As vaccination rates creep slowly upward, highly transmissible variants of COVID-19 endanger the unvaccinated, both North Olympic Peninsula health officers said this weekend.
“We haven’t had much of the scarier variants,” yet, such as the Delta variant seen in India and the P1 variant, said Clallam County’s health officer, Dr. Allison Berry.
“The way we’d start to see them is travel. So if you’re not vaccinated, it’s not a good time to travel,” even if summer is officially here.
Clallam County, which this past week returned to the high-risk category for COVID-19, has seen 72 people infected so far in June, with four new cases added Friday. Jefferson County, still at the moderate-risk level, has had 26 people test positive this month, with three new cases reported by Saturday afternoon.
“We do currently have four people hospitalized. Three are related to the church outbreak” of last week, Berry said. One patient is in intensive care.
A Clallam church and a long-term care facility, both of which Berry did not identify, have had outbreaks infecting more than 30 people in total.
In Jefferson County, two of the three people most recently testing positive are from the Quilcene-Brinnon area, county health officer Dr. Tom Locke said. The third person is from the Port Townsend area and became infected by a Clallam County contact.
“We’ve seen an upsurge in cases in the South County area, which not coincidentally has lower vaccination rates,” Locke said.
He added that the P1 variant is increasing across Washington state. Dr. Scott Lindquist, state epidemiologist for communicable diseases, has said the P1 is a nastier strain, making people sicker and more likely to be hospitalized.
“There is some evidence of more breakthrough cases” in vaccinated people, Locked added, “principally in people who are more elderly,” whose immune systems cannot mount a strong-enough response.
“We’re concerned about nursing home outbreaks,” he said.
Both Berry and Locke touted the home COVID tests now available over the counter at local pharmacies.
These rapid tests are “highly accurate,” Berry said, adding, “if you test positive, it’s real. Give us a call, and we’ll talk you through what to do.”
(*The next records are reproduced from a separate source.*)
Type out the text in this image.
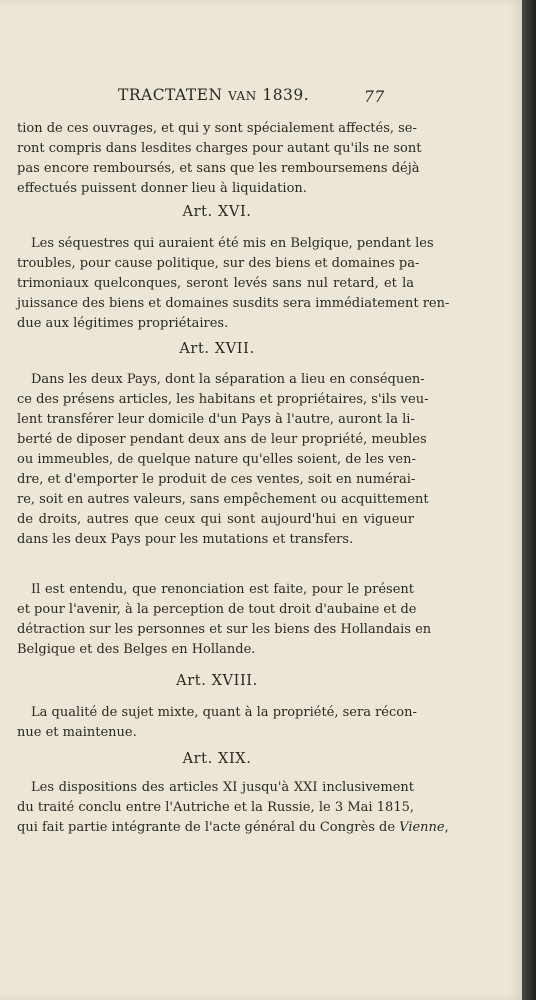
TRACTATEN VAN 1839.	77
tion de ces ouvrages, et qui y sont spécialement affectés, se-
ront compris dans lesdites charges pour autant qu'ils ne sont
pas encore remboursés, et sans que les remboursemens déjà
effectués puissent donner lieu à liquidation.
Art. XVI.
Les séquestres qui auraient été mis en Belgique, pendant les
troubles, pour cause politique, sur des biens et domaines pa-
trimoniaux quelconques, seront levés sans nul retard, et la
juissance des biens et domaines susdits sera immédiatement ren-
due aux légitimes propriétaires.
Art. XVII.
Dans les deux Pays, dont la séparation a lieu en conséquen-
ce des présens articles, les habitans et propriétaires, s'ils veu-
lent transférer leur domicile d'un Pays à l'autre, auront la li-
berté de diposer pendant deux ans de leur propriété, meubles
ou immeubles, de quelque nature qu'elles soient, de les ven-
dre, et d'emporter le produit de ces ventes, soit en numérai-
re, soit en autres valeurs, sans empêchement ou acquittement
de droits, autres que ceux qui sont aujourd'hui en vigueur
dans les deux Pays pour les mutations et transfers.
Il est entendu, que renonciation est faite, pour le présent
et pour l'avenir, à la perception de tout droit d'aubaine et de
détraction sur les personnes et sur les biens des Hollandais en
Belgique et des Belges en Hollande.
Art. XVIII.
La qualité de sujet mixte, quant à la propriété, sera récon-
nue et maintenue.
Art. XIX.
Les dispositions des articles XI jusqu'à XXI inclusivement
du traité conclu entre l'Autriche et la Russie, le 3 Mai 1815,
qui fait partie intégrante de l'acte général du Congrès de Vienne,
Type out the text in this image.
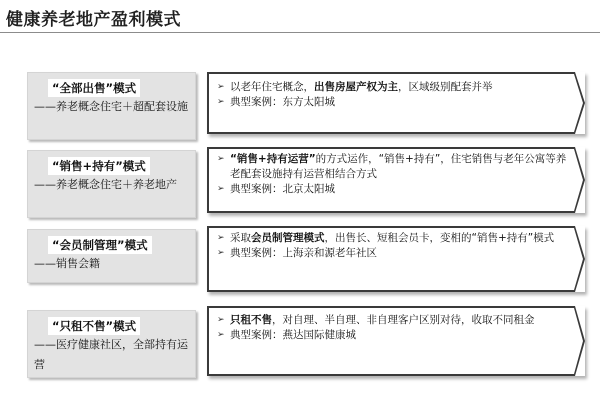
健康养老地产盈利模式
“全部出售”模式
——养老概念住宅＋超配套设施
➢ 以老年住宅概念，出售房屋产权为主，区域级别配套并举
➢ 典型案例：东方太阳城
“销售+持有”模式
——养老概念住宅＋养老地产
➢ “销售+持有运营”的方式运作，“销售+持有”，住宅销售与老年公寓等养老配套设施持有运营相结合方式
➢ 典型案例：北京太阳城
“会员制管理”模式
——销售会籍
➢ 采取会员制管理模式，出售长、短租会员卡，变相的“销售+持有”模式
➢ 典型案例：上海亲和源老年社区
“只租不售”模式
——医疗健康社区，全部持有运营
➢ 只租不售，对自理、半自理、非自理客户区别对待，收取不同租金
➢ 典型案例：燕达国际健康城
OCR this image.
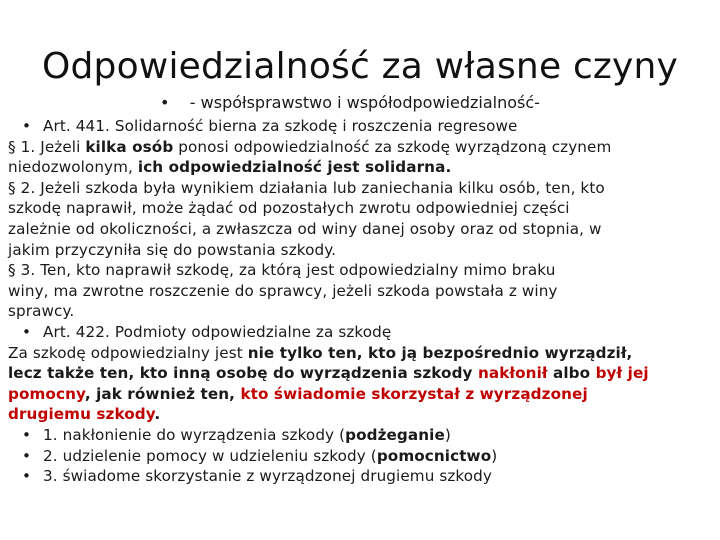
Odpowiedzialność za własne czyny
• - współsprawstwo i współodpowiedzialność-
• Art. 441. Solidarność bierna za szkodę i roszczenia regresowe
§ 1. Jeżeli kilka osób ponosi odpowiedzialność za szkodę wyrządzoną czynem
niedozwolonym, ich odpowiedzialność jest solidarna.
§ 2. Jeżeli szkoda była wynikiem działania lub zaniechania kilku osób, ten, kto
szkodę naprawił, może żądać od pozostałych zwrotu odpowiedniej części
zależnie od okoliczności, a zwłaszcza od winy danej osoby oraz od stopnia, w
jakim przyczyniła się do powstania szkody.
§ 3. Ten, kto naprawił szkodę, za którą jest odpowiedzialny mimo braku
winy, ma zwrotne roszczenie do sprawcy, jeżeli szkoda powstała z winy
sprawcy.
• Art. 422. Podmioty odpowiedzialne za szkodę
Za szkodę odpowiedzialny jest nie tylko ten, kto ją bezpośrednio wyrządził,
lecz także ten, kto inną osobę do wyrządzenia szkody nakłonił albo był jej
pomocny, jak również ten, kto świadomie skorzystał z wyrządzonej
drugiemu szkody.
• 1. nakłonienie do wyrządzenia szkody (podżeganie)
• 2. udzielenie pomocy w udzieleniu szkody (pomocnictwo)
• 3. świadome skorzystanie z wyrządzonej drugiemu szkody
The number to use in Clallam County is 360-417-2274. In Jefferson, phone the county Health Department at 360-385-9400 or contact the Jefferson Healthcare Express Clinic, open daily 9 a.m. to 7 p.m., at 360-385-2204.
Meanwhile, the two counties’ health departments continue their efforts to immunize people, with Jefferson reporting 58.5 percent of people 16 and older fully vaccinated and Clallam 58.9 percent of residents 16 and older completing their shots. The state vaccine locator at https://vaccinelocator.doh.wa.gov lets users find out where appointments are available, while the county Health Department websites in Clallam and Jefferson also have information about where to be immunized.
Across the Peninsula and the state, there are still people who are unconvinced about the vaccines, Locke said.
Yet “we will never give up on the vaccination front,” he said.
At the same time, “more and more it’s going to come down to discussions that happen in households, in groups of friends, in faith communities,” to raise rates toward herd immunity.
“People want to gather together in churches, with masks off and singing,” said Locke.
“That can be done safely if everyone’s vaccinated.”